In the collection reviewed here, the Bielefeld environmental historian Joachim Radkau and several of the contributors to this volume directly tackle the question of on whose shoulders today’s German environmentalists stand. Focusing on the post-WWII period, Radkau and his co-editor Frank Uekötter bring the historical perspective to bear on current affairs and include two contributions by the federal minister for the environment and Green politician Jürgen Trittin. How can post-WWII German Greens be nature preservationists and not be seen as historically aligned with the Nazis? Two different answer are to be found in the volume, of which the first, given by Trittin, is the basic observation that the Nazi claim to nature has not turned the natural world into a Nazi possession and therefore does not in and by itself compromise or invalidate the later political mission of nature preservation.
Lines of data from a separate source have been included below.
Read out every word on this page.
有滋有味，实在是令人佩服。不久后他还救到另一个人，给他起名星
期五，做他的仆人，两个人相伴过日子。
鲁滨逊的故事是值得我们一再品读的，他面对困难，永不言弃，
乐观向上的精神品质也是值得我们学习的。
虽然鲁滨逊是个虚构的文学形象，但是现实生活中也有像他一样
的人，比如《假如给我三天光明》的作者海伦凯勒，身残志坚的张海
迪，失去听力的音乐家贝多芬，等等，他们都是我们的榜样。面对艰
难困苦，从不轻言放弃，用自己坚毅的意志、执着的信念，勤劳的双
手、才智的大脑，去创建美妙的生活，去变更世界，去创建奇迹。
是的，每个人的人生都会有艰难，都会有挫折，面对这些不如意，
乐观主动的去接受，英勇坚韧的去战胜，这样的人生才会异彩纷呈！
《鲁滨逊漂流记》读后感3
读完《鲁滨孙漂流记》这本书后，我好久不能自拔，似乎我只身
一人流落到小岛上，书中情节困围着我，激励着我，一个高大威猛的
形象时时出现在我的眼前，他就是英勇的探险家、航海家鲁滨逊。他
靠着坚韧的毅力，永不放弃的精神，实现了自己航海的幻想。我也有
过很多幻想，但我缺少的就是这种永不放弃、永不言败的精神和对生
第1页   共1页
Radkau’s and many other fine contributions offer a second approach, showing the fascinating diversity of levels at with people during the Third Reich interacted with the politics of “Naturschutz.” Some of these may prove congenial to us, unsullied by the crimes of the fascists, others not, such as that of the “Blutund-Boden” ideology. The volume contains twenty individual contributions, covering five sub-themes, on overarching perspectives, on legal and institutional aspects, on ideas and concepts, on the biographies of particular conservationists, and on coming to terms with the NS past after 1945.
Two small points of criticism. The first is that very little if any attention is paid to the subject of hunting, a practice closely related to issue of wildlife preservation and national parks, nor to wildlife art, which was much admired by leading Nazis. Secondly, the volume lacks an index and general bibliography. These points apart, Naturschutz und Nationalsozialismus is a rich and first-rate contribution to the burgeoning studies of the politization of nature.
Reviewed by Karen E. Wonders, who is a research fellow at the Institute for the History of Science at Göttingen University. Part of her current work is in the field of environmental art history.